Expose a child to a particular environment at his susceptible time and he will perceive in the shapes of that environment until he dies…immerse me in the old sun and space, return me to the big geometry of the prairie and the tension of that prairie wind…they lie in me like underground water; every well I put down taps them.  Wallace Stegner in Marking the Sparrow's Fall

Is this place where the Great Plains butt up to the Rockies my underground water? Was I marked by this landscape as a young child? Is that why I am here now?   I came here rarely and briefly as a kid, but the “shape and geometry” of this place seems to be in my blood. 

What happens when your childhood territory has been lost to development, or appropriation, or decline, or any change?
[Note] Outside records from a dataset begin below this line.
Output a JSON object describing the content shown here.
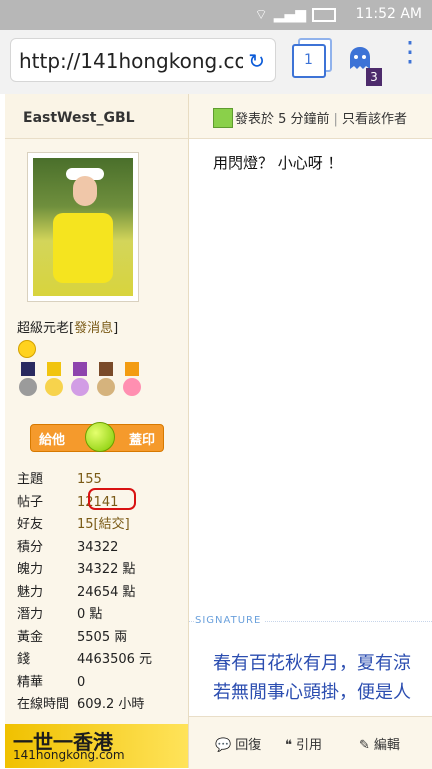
{
  "status": {
    "time": "11:52 AM"
  },
  "browser": {
    "url": "http://141hongkong.com",
    "tab_count": "1",
    "notif_count": "3"
  },
  "user": {
    "name": "EastWest_GBL",
    "rank_prefix": "超級元老",
    "send_msg": "發消息"
  },
  "stamp": {
    "left": "給他",
    "right": "蓋印"
  },
  "stats": [
    {
      "label": "主題",
      "value": "155"
    },
    {
      "label": "帖子",
      "value": "12141"
    },
    {
      "label": "好友",
      "value": "15",
      "link": "[結交]"
    },
    {
      "label": "積分",
      "value": "34322"
    },
    {
      "label": "魄力",
      "value": "34322 點"
    },
    {
      "label": "魅力",
      "value": "24654 點"
    },
    {
      "label": "潛力",
      "value": "0 點"
    },
    {
      "label": "黃金",
      "value": "5505 兩"
    },
    {
      "label": "錢",
      "value": "4463506 元"
    },
    {
      "label": "精華",
      "value": "0"
    },
    {
      "label": "在線時間",
      "value": "609.2 小時"
    }
  ],
  "post": {
    "posted": "發表於 5 分鐘前",
    "owner_only": "只看該作者",
    "text": "用閃燈？ 小心呀 ！"
  },
  "signature": {
    "label": "SIGNATURE",
    "line1": "春有百花秋有月，夏有涼",
    "line2": "若無閒事心頭掛，便是人"
  },
  "actions": {
    "reply": "回復",
    "quote": "引用",
    "edit": "編輯"
  },
  "logo": {
    "line1": "一世一香港",
    "line2": "141hongkong.com"
  }
}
Wallace Stegner’s Cypress Hills, the place he claimed to have shaped his perception, are now a provincial Park with “recreation opportunities.” When the particulars of a place that has marked us change, the impulse is to not return. We want to hold the memory. But I don’t think Stegner was talking about preservation. Being marked by place is not so much about memory, as it is about recognition. 

Like the sensuous images persistent from childhood, like the ineradicable attitudes and prejudices, the history of one’s truly native place may be comprehended in the bone and the blood, and one may build a life forward from it as surely as if his past had been learned under savants and memorialized in monuments. Wallace Stegner

I do comprehend this place through blood and bones, but am also driven to history to bring understanding to what I know.